Ein häufiger Kritikpunkt in Bezug auf die Anschaffung der iPads seien laut Leona Kötke die hohen Anschaffungskosten der Geräte. Das könne sie auch absolut nachvollziehen, erklärt die Schulleiterin. Allerdings seien die vorgegebenen Geräte technisch sehr ausgereift und punkten mit einer vergleichsweise langen Lebensdauer.

Der Gesamtbetrag für mein iPad mitsamt Zubehör lag bei 722 Euro. Darin enthalten ist auch eine Versicherung gegen Defekte, Beschädigungen und Diebstahl. Vor kurzem war mein Apple Pencil kaputt. Wir hatten ihn daraufhin reklamiert, nach einer Woche ist er unkompliziert ersetzt worden. Auch die Erfahrungen meiner Klassenkameraden bei Beschädigungen oder Defekten waren durchweg positiv und die Geräte wurden in relativ kurzer Zeit ersetzt oder repariert, so dass die Nutzung schnell wieder fortgeführt werden konnte. Während sich das iPad in der Reparatur befindet, kann man ein Leihgerät bekommen. So können die Schülerinnen und Schüler weiter digital arbeiten und behalten den nötigen Zugriff auf ihre Arbeitsblätter.

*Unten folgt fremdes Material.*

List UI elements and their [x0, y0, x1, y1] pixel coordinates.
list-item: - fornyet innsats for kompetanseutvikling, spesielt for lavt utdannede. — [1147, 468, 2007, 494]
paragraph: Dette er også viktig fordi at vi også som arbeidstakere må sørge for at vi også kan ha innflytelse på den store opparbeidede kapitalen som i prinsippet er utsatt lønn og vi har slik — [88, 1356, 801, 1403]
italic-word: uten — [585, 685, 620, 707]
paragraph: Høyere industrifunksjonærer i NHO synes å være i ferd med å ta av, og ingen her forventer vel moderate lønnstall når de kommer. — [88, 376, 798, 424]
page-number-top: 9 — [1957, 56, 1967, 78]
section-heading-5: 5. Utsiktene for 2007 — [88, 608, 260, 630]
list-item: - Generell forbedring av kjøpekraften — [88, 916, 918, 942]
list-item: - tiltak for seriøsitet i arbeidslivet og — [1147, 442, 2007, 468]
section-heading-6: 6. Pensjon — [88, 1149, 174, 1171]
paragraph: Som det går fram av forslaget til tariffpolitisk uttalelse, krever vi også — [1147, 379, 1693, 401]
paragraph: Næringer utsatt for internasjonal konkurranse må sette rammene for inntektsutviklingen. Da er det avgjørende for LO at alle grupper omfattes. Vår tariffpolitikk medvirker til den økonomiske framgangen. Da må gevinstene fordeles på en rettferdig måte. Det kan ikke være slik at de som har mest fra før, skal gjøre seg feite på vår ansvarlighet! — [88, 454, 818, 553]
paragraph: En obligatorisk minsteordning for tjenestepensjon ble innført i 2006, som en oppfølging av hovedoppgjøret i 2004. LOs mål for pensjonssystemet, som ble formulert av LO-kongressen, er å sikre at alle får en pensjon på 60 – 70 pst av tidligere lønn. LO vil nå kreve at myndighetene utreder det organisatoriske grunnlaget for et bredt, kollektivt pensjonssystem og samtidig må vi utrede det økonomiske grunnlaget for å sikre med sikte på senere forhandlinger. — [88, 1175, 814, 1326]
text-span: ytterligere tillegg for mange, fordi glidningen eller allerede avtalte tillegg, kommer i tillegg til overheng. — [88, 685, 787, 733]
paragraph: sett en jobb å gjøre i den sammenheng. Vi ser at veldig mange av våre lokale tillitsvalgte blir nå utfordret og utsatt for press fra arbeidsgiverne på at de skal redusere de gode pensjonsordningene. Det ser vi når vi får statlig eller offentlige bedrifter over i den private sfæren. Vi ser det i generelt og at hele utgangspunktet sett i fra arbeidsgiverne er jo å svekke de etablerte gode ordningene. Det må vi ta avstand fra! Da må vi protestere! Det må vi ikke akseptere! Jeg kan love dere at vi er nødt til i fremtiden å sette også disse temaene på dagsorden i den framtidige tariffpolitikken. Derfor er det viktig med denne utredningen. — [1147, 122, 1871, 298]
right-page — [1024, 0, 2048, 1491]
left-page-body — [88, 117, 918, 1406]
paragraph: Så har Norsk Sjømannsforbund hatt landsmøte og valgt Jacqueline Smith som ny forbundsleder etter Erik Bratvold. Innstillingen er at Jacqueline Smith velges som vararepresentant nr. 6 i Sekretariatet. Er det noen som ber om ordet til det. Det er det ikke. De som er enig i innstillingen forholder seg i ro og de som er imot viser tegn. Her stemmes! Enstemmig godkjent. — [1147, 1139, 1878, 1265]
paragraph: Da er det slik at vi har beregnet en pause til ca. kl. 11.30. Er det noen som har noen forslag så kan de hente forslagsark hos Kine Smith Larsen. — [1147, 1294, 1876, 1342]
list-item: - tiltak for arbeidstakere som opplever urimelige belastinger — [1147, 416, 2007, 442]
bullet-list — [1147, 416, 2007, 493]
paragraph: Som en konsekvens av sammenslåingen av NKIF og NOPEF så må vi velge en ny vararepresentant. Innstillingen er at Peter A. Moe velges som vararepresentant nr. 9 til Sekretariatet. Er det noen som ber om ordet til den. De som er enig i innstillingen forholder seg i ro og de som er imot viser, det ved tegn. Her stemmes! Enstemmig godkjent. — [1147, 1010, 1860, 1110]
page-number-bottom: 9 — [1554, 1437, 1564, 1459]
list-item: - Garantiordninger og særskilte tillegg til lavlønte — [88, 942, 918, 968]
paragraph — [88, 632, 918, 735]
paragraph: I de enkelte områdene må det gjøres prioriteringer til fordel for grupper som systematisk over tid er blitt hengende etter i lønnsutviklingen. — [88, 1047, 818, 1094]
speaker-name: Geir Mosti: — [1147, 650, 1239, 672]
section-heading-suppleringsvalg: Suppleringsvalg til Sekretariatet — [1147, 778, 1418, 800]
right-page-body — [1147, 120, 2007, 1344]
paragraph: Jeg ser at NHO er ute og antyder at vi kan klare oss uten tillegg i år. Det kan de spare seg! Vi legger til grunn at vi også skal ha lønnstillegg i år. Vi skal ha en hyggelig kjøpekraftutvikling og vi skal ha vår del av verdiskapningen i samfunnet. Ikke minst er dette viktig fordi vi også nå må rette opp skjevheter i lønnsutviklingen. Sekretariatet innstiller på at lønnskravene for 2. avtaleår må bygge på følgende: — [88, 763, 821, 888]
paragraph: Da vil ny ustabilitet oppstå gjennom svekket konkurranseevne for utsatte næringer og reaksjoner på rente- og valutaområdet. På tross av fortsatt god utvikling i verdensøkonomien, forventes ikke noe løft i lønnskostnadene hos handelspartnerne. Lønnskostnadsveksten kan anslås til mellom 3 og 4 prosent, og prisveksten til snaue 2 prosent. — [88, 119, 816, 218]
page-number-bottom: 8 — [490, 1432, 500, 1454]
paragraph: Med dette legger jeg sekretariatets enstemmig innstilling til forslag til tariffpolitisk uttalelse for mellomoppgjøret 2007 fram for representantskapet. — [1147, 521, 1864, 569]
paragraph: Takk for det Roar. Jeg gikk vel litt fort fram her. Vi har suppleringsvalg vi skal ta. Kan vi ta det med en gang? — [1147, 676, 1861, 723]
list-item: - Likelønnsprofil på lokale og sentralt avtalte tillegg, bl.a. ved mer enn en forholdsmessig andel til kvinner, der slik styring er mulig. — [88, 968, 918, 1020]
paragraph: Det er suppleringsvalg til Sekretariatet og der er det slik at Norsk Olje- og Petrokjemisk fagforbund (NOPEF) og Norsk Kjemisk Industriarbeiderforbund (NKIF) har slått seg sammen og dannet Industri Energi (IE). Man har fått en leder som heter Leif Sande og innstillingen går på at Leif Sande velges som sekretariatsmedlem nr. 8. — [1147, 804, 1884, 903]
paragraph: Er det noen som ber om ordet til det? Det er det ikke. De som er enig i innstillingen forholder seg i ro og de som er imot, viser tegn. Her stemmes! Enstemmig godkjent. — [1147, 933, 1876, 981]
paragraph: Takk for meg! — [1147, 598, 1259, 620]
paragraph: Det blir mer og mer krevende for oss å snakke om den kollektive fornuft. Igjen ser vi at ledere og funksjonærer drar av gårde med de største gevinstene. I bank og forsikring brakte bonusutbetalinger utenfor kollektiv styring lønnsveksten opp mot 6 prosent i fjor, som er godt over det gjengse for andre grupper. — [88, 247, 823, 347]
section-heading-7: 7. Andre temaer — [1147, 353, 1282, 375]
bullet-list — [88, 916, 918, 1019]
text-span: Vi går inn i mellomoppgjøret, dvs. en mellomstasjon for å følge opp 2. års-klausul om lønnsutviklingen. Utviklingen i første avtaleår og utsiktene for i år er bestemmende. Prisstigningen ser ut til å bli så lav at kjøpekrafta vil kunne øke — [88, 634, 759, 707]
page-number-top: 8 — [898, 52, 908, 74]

Meine Schulleiterin Leona Kötke erklärt, dass die Anschaffungskosten kein Hindernis sein müssen: „Familien können einerseits eine Ratenzahlung mit derzeit null Prozent Zinsen und sehr geringen Teilzahlungen vereinbaren. Andererseits steht unser Förderverein als mögliche Unterstützung zur Verfügung.“

Für Familien, bei denen all diese Lösungen nicht greifen, würden schulische Leihgeräte bereitgestellt, versichert die Schulleiterin.